La curiosité, bien sûr, titille les nouveaux confidents de ce couple improbable:
à quoi ressemblaient-ils ?
La princesse a été "croquée" avec une vivacité impitoyable par Sir Thomas Lawrence en 1820;
le spécialiste des "heureux du monde" n'a guère ménagé son impatient modèle.
Dorothée nous dévisage d'un regard noir, impérieux, presque agacé. Ses cheveux sombres n'adoucissent pas sa figure en lame de couteau. Un long cou de cygne ,une peau neigeuse, une bouche fine s'accordent à révéler son allure folle, son étonnante distinction. On la devine prompte à l'action et, en même temps,assez passionnée pour s'échapper de cet univers qu'elle s'efforce d'incarner.
C'est une vraie princesse et aussi une amoureuse...
François Guizot, séduit encore les âmes tendres du fond de son portrait de 1832.
L'habile Ary Sheffer nous met en présence d'un absent: Guizot s'échappe, nous abandonne en fixant d'un air lugubre une réalité invisible et douloureuse...
Ni beau, ni laid, grave et lointain, il a quelque chose d'un gentilhomme anglais, muré dans ses pensées sévères, portant le monde sur ses épaules, attendant que l'espoir ou l'aventure revienne le guérir d'un lourd manteau de deuils et de désillusions.
Pâle, mince, romantique, François Guizot attirait les femmes du grand monde !
Une autre russe, une duchesse celle-là, la propre nièce et amante de Talleyrand, sa captivante égérie aux yeux violets,Dorothée de Dino, tenta de l'arracher aux bras de la princesse de Lieven et, ce qui montre la ténacité sans pareille des amoureuses russes, réussit à s'emparer du cœur du ministre déchu à la mort de son amante...
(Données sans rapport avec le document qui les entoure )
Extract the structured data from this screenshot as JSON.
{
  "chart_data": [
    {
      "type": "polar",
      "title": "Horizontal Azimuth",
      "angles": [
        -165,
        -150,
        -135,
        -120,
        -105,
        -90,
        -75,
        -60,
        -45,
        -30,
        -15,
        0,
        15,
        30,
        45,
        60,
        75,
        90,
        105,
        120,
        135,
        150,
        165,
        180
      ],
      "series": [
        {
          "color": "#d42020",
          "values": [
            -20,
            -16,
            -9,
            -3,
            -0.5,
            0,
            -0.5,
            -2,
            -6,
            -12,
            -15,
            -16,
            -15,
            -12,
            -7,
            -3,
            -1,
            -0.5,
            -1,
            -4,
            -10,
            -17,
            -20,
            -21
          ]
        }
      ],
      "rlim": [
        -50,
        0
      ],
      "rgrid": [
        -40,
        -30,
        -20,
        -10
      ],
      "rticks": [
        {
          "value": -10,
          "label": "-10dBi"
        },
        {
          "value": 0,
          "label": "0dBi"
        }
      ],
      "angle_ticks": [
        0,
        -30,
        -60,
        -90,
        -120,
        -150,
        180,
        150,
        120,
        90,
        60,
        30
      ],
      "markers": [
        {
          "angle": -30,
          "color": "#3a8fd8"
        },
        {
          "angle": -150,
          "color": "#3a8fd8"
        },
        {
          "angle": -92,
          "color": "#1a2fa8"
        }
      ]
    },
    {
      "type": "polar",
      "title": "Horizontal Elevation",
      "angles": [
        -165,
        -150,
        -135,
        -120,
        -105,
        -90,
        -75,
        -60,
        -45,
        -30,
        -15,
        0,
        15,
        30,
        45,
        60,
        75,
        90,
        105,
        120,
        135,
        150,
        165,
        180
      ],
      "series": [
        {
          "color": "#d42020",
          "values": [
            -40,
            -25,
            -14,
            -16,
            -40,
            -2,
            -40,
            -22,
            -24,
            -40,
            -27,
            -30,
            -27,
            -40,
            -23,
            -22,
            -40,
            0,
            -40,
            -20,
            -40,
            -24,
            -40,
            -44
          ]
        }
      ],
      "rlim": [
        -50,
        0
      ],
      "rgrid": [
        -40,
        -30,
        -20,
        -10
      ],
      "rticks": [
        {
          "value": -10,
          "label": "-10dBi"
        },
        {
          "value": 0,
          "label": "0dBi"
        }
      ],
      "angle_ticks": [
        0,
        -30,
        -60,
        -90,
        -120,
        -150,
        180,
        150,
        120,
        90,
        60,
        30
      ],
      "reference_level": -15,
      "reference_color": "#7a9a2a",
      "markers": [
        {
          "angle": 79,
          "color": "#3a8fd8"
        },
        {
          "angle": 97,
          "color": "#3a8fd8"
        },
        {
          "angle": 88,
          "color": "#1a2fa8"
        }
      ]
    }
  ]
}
Mais, c'est une autre histoire !
Le 18 juin 1837, deux êtres qui croyaient en avoir terminé avec les fougues et les foucades de la passion adolescente sont au septième ciel.
Pour combien de temps ?
 La princesse avait déjà organisé un séjour à Londres, ville où elle comptait un fidèle soupirant, homme politique de renom, Lord Grey, et une foule de vieux amis: la duchesse de Sutherland (Nouvelle Dame d'honneur de la jeune reine), le prince Esterhazy, Lady Carlisle, et tant d'autre illustres diplomates ou ministres !
Toute sa vie d'avant ses deuils et d'avant Guizot...
Etourdiment, affolée par ce sentiment neuf qui l'enivre et l'angoisse à la fois,elle ne rompt aucun engagement, s'embarque, arrive dans la capitale anglaise la tête tournée, le cœur aiguisé, l'âme chavirée. On ne la reconnaît plus tant elle a changé !
Mêlant à son habitude ses visites mondaines à sa manie politique, la voici rendant un hommage éclairé à la jeune reine Victoria: "La Reine est tout à fait entre les mains de Lord Melbourne qui me paraît user de sa position avec tact et intelligence. Il est plein de respect et de paternité pour elle. Elle a l'esprit ouvert, curieux, elle veut tout faire. Il n'y aura point d'intermédiaire entre elle et ses ministres. Elle s'informe, elle écoute. Elle veut faire tout et tout de suite. On la contemple avec étonnement et respect."
Dorothée perçoit l'étoffe de la magnifique souveraine sous la jeune fille de 18 ans !
Mais, que se passe-t-il ?
Après un premier torrent de lettres enlevées par un romanesque délicieux, plus rien !
François n'envoie plus rien !
Doit-on incriminer la poste ? Ou la faiblesse d'un amant versatile ? François Guizot ne serait-il qu'un individu tristement banal ?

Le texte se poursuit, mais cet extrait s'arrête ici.